(Editions du Cerf-volant, Paris, sans date.)
Recueil de poèmes, 5e volume de La légende de la Grande Guerre.
Dieudonné Grancier était affecté au 8e Régiment d’Infanterie depuis le 2 août 1914.
Ironie du sort, les deux poèmes ci-dessous ont été écrits à Roucy, à l’endroit même où en 1916 et 1917, six soldats avaient été, à l'aube, « fusillés pour l’exemple ».
Pages 38 – 39 :
AUBE DE PRINTEMPS
Cette aube de printemps,
Si douce et langoureuse,
En ces jours attristants
Apparaît douloureuse.
Tout invite au bonheur
Dans cette tiédeur tendre,
Cependant du malheur
Chacun doit se défendre.
La nature renaît
Et l’on se sent revivre
Lorsque l’homme, au méfait,
Sans obstacle se livre.
Est-ce dérision ?
Il semble qu’à la vie
Notre aberration
Attente, et la défie.
Pourtant, ne pas goûter
L’heure délicieuse
Ne ferait qu’ajouter
Ombre à la ténébreuse.
Oublions cet entour
De mort et de souffrance,
Rêvons à notre amour,
Reprenons assurance.
Cette aube de printemps,
Langoureuse et si douce,
En ces sombres instants,
Aucun ne la repousse.
ROUCY – La Mutte-des-Grillots, 28 mars 1918 »
Page 40 :
PAQUES FLEURIES
Comme vous êtes loin, belles Pâques en fleurs !
Las ! pour les retrouver, vos ondes parfumées,
Il nous faut remonter tout le cours des années
Perdues en des mois de peines et de pleurs !
C’étaient alors les temps où les plus grands malheurs
N’étaient que les chagrins des heures fortunées.
Nous n’étions dans les rangs de ces troupes armées
Où se répand le sang, trop souvent des meilleurs.

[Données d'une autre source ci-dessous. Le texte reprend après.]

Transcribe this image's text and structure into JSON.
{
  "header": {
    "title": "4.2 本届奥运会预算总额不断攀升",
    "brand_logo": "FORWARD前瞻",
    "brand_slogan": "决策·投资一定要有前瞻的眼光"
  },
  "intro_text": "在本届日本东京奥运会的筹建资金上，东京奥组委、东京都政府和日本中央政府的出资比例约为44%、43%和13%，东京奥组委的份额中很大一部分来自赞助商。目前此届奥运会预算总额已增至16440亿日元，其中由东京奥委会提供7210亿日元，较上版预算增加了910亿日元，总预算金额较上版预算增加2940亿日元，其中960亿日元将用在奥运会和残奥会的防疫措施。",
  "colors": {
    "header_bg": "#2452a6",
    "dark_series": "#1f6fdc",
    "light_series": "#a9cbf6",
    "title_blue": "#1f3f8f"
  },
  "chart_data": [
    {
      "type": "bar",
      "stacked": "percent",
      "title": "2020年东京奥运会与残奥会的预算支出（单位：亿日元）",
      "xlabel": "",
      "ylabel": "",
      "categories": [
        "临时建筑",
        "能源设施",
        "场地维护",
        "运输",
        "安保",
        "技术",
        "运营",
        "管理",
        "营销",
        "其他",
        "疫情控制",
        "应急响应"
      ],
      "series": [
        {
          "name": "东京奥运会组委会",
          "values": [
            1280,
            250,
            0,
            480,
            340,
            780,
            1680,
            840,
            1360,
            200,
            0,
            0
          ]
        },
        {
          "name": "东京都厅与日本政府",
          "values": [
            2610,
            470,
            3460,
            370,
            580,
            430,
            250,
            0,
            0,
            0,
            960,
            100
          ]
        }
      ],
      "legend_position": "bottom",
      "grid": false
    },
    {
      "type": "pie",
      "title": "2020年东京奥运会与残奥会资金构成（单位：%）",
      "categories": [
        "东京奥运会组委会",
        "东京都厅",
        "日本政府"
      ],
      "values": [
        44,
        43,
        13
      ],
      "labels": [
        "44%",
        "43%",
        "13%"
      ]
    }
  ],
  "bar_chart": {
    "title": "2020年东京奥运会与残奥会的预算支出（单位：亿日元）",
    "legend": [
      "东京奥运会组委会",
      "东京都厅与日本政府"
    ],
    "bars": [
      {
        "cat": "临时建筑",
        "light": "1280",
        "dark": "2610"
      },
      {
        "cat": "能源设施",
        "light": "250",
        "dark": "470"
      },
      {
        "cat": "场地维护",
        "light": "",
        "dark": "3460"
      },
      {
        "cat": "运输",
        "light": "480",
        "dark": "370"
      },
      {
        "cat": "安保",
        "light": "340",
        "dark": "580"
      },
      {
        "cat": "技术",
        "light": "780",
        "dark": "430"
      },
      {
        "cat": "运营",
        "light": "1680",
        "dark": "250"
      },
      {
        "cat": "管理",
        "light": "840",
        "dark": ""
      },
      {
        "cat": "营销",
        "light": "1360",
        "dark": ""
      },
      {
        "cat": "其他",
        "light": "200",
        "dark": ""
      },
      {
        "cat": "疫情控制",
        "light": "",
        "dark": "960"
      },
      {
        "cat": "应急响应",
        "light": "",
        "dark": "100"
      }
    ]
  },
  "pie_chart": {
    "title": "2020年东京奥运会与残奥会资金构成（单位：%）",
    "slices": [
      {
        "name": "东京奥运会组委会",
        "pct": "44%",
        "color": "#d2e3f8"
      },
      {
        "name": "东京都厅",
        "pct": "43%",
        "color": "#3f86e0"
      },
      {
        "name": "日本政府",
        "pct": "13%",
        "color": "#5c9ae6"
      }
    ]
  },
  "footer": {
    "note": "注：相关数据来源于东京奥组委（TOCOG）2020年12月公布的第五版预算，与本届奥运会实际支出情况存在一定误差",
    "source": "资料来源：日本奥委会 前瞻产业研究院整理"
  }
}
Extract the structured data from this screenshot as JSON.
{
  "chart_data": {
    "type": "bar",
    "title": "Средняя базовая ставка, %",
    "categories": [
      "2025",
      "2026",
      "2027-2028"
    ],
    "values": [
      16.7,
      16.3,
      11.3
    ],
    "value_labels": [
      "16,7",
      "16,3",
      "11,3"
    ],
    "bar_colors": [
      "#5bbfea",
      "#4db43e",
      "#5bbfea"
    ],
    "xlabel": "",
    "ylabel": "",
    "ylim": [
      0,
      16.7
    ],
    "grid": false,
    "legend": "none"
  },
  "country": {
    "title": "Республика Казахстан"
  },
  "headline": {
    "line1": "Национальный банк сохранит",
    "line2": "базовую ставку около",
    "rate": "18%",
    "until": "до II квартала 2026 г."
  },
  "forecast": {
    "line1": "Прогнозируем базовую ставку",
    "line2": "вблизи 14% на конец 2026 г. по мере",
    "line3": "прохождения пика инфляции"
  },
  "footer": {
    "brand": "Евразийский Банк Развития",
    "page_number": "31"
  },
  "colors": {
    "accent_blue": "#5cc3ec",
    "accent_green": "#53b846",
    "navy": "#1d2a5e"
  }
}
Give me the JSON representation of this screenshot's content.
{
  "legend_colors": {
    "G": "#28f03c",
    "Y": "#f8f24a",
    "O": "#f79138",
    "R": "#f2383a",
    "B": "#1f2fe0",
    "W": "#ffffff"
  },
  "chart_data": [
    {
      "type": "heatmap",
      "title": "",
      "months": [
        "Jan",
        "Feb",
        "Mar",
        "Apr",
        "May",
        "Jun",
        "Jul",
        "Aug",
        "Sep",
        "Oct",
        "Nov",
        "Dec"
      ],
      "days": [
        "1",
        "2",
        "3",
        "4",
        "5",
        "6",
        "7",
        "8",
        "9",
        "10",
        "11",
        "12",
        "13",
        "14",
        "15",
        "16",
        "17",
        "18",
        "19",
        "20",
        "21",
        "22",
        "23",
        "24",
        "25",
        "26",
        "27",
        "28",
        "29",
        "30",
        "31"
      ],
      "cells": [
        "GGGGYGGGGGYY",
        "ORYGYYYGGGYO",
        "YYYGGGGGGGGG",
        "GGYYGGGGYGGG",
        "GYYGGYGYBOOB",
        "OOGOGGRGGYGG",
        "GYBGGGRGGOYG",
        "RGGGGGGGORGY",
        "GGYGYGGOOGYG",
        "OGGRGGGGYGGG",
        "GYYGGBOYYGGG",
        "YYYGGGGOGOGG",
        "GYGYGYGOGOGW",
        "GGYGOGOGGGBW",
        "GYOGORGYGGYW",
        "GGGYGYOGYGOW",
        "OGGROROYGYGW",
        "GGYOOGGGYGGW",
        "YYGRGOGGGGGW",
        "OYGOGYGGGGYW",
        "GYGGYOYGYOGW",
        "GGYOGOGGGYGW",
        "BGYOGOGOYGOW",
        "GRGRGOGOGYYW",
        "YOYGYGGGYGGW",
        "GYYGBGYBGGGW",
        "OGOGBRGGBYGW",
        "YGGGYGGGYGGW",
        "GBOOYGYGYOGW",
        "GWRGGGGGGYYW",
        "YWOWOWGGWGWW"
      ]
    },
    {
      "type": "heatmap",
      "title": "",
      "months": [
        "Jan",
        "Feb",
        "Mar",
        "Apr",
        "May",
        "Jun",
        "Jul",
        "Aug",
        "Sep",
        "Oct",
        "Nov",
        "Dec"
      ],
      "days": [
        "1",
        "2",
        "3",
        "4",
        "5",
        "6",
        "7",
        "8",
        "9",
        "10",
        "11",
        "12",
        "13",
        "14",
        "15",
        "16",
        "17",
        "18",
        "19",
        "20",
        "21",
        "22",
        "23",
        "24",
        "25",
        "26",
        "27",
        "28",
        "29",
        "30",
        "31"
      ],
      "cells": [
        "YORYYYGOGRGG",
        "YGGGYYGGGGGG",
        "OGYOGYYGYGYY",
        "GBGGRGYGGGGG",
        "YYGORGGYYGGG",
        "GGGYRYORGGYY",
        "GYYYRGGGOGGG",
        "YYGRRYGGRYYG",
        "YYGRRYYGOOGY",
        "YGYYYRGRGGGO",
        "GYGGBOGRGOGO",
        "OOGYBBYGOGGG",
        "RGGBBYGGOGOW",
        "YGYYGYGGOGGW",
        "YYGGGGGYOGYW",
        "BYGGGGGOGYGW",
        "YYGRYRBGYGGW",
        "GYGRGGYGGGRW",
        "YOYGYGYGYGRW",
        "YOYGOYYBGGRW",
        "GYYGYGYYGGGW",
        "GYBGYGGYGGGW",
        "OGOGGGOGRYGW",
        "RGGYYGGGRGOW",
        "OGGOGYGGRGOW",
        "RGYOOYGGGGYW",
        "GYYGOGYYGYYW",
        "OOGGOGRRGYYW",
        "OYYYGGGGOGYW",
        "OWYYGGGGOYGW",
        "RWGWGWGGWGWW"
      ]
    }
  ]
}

Sans savoir maintenant ce que le sort préjuge,
De ces lieux ravissants où nous avons refuge,
Nous assistons encore à l’un de leurs sursauts.
Pleins d’appréhension pour l’inique souffrance
Et l’incertain succès de ces nouveaux assauts,
Ne perdons pas l’appui d’une calme espérance.